How much power cities should have to decide what kinds of homes can be built and where will likely be a major dividing line. The Texas Municipal League, cities’ chief lobbying outfit, has vowed to oppose attempts to curtail cities’ authority to enact residential zoning regulations.

The Texas Public Policy Foundation, an influential conservative think tank, came out earlier this year in favor of completely getting rid of cities’ lot-size requirements along with limits on how many homes can go on a given piece of land.

But such a far-reaching measure may not be palatable to lawmakers, said John Bonura, a TPPF policy analyst focused on housing affordability. One alternate route for state lawmakers might be to create a statewide template to loosen cities’ zoning rules and allow cities to opt in, he said. The idea would be for cities to eventually join in once they see how the reform works in other places.

“If we can’t win big, let’s at least get something through the door,” Bonura said.

For Republicans, allowing more homes means an opportunity to slash government regulations, bolster property rights and unleash the free market. For Democrats, zoning reform holds the potential to reduce racial segregation and help fight climate change.

But there are those on both sides of the aisle who are fiercely protective of single-family neighborhoods and will push back vociferously against moves they see as harming those areas.

Weighing in on cities’ residential zoning laws is awkward territory for Democratic state legislators, who have spent much of the last decade trying — and failing — to fend off Republican efforts to sap authority from the state’s bluer urban areas. At the same time, Democrats generally support affordable housing, and defending cities’ right to uphold some of those laws might work against that cause given those rules play a key role in exacerbating housing costs.

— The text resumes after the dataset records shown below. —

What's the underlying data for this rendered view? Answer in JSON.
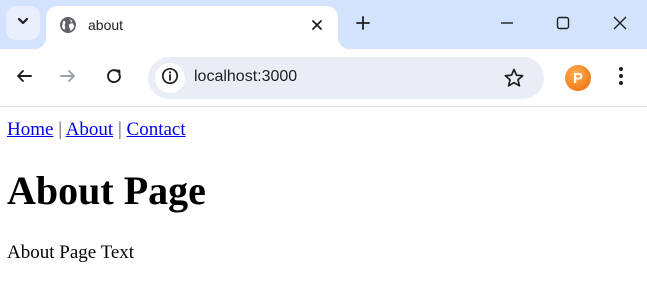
{
  "browser": {
    "tab": {
      "title": "about"
    },
    "address_bar": {
      "url": "localhost:3000"
    },
    "profile": {
      "initial": "P"
    }
  },
  "page": {
    "nav_links": [
      "Home",
      "About",
      "Contact"
    ],
    "separator": "|",
    "heading": "About Page",
    "text": "About Page Text"
  },
  "colors": {
    "tabstrip_bg": "#d3e3fd",
    "omnibox_bg": "#e9eef6",
    "link": "#0000ee",
    "profile_avatar": "#f07d1a"
  }
}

Tackling the housing crisis will likely produce strange bedfellows. The Texas Municipal League and TPPF, usually at odds over efforts to diminish cities’ rulemaking authority, agree they want lawmakers to tweak an obscure state law that effectively gives veto power to property owners to kill new housing projects near them. A group of San Antonio residents recently wielded the law to stop a proposed affordable housing development nearby — even though most city council members voted in favor of the project.

That law “makes it hard for a council to do the right thing” and add much-needed affordable housing stock, TML executive director Bennett Sandlin said.

There also appears to be some agreement on both sides that cities should make it easier to build residences in places that allow commercial development— something many of the state’s largest cities don’t allow.

The state also spends very little on housing explicitly targeted at low-income families. State Sen. Nathan Johnson, a Dallas Democrat, said he plans to introduce legislation to start a $2 billion fund to essentially pay developers to provide housing for low-income families by buying down rents in apartments on the market.

Johnson said he’s also open to legislation capping cities’ lot-size requirements and allowing homes in commercial areas — though he hopes local officials would have a say in any statewide revision to cities’ zoning restrictions.

But the state Legislature needs to do something to rein in housing costs, Johnson said.

“Texas is growing and continues to grow very, very rapidly, and companies continue to locate here,” he said. “If we don’t have affordable housing, that can’t continue.”

Texas still adds more jobs than any other state and remains an attractive place for companies to relocate. But quietly, some circles are fretting that Texas is losing its competitive advantage on housing.

“Nobody moves to Texas for the skiing. They come here because the jobs are plentiful and the houses are cheap,” said Emily Brizzolara-Dove, a policy analyst with Texas 2036 who focuses on housing affordability. “But it is something that could easily shift somewhere else. The stakes are very, very high.”